日叡
日叡(にちえい、1309年(延慶2年) - 1369年9月6日(応安2年/正平24年8月5日))は、鎌倉時代中期から室町時代前期にかけての日蓮宗の僧。
日向国の出身。薩摩阿闍梨と称する。日郷の弟子で日向国定善寺、本東寺の開山。日郷開山とされる妙国寺も実際は日叡による改宗と思われる。日向国内に法線を張ったことから日向開山と称される。九州出身初の日蓮門下僧。日睿と表記されることも多い。
略歴
1309年(延慶2年)、日向国臼杵郡に生まれる。父は行縢(むかばき)神社の神宮寺、真言宗行縢山大日寺別当、甲斐法喬隆覚(かいほっきょうりゅうかく)。父と同じく修験者となり薩摩法印と呼ばれる。
1333年(元弘3年)、朗門の日能の教化により、日向国臼杵群の日知屋阿弥陀堂、行縢大日寺、細島明王堂を法華堂に改める。同年、富士門流に帰伏し上蓮房日仙の門下となる。

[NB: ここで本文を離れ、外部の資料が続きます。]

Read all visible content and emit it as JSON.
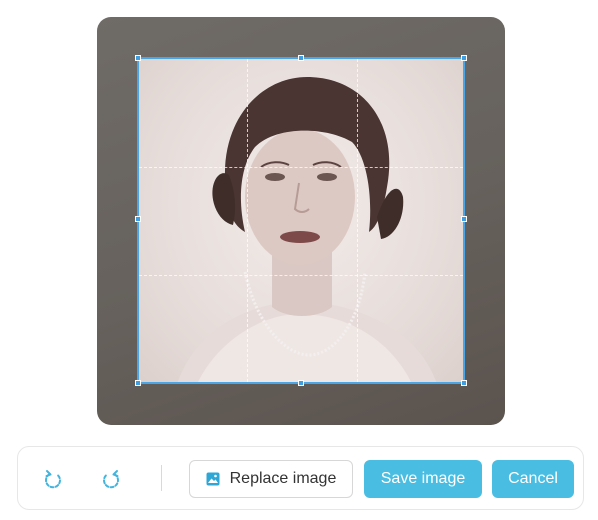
{
  "editor": {
    "image_subject": "vintage sepia portrait of a woman with short curled hair and pearl necklace",
    "crop_color": "#4aa6e6"
  },
  "toolbar": {
    "rotate_left_icon": "rotate-left-icon",
    "rotate_right_icon": "rotate-right-icon",
    "replace_label": "Replace image",
    "replace_icon": "image-icon",
    "save_label": "Save image",
    "cancel_label": "Cancel",
    "primary_color": "#49bde2"
  }
}
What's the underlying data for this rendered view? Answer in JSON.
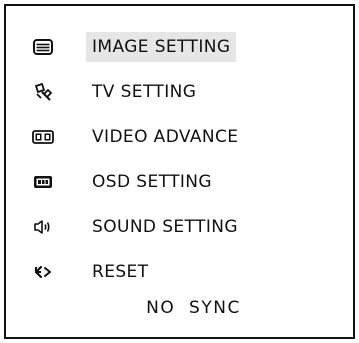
{
  "menu": {
    "items": [
      {
        "label": "IMAGE SETTING",
        "icon": "image-setting-icon",
        "selected": true
      },
      {
        "label": "TV SETTING",
        "icon": "tv-setting-icon",
        "selected": false
      },
      {
        "label": "VIDEO ADVANCE",
        "icon": "video-advance-icon",
        "selected": false
      },
      {
        "label": "OSD SETTING",
        "icon": "osd-setting-icon",
        "selected": false
      },
      {
        "label": "SOUND SETTING",
        "icon": "speaker-icon",
        "selected": false
      },
      {
        "label": "RESET",
        "icon": "reset-icon",
        "selected": false
      }
    ]
  },
  "status": {
    "text": "NO  SYNC"
  },
  "colors": {
    "foreground": "#111111",
    "highlight": "#e6e6e6",
    "background": "#ffffff"
  }
}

1334年(建武元年)仙代問答により日仙を離れ日道[要曖昧さ回避]の門下となる。
1335年(建武2年)宰相阿闍梨日郷に帰伏し名を薩摩阿闍梨日叡と改める。日叡は日向に帰り日能を教化し、日向の諸寺諸堂を富士門流に改める。
1337年(延元2年)重須、並びに保田を参拝。
1341年(興国2年)蓮蔵坊(小泉久遠寺)を参拝。同年、保田妙本寺において日郷の下で学ぶ。
1344年(興国5年)成願後家尼より日目の墓地として鳥辺野の地を受ける。再び保田妙本寺に赴き、一夏の間日郷の下で修行する。日郷は日叡を日向惣導師職に任ずる。師日郷と共に蓮蔵坊(小泉久遠寺)に赴く。
1345年(興国6年)日興、日目の13回忌にあたり、京六条坊門において日郷より蓮祖真筆本尊を拝受し小泉蓮蔵坊へ帰る。
1349年(正平4年)類聚記を執筆する。師日郷と共に京において日目17回忌を修す。
1350年(正平5年)日向へ帰郷する。
1353年(正平8年)師日郷遷化。
1354年(正平9年)日慶(日叡の異母弟)が日郷の遺骨を日向に分骨する。
1359年(正平14年)日郷7回忌に当たり弟子二人を保田に参拝させる。
1361年(正平16年)5ケ条の制誡を定める。
1369年(正平24年)8月5日寂、世寿61歳。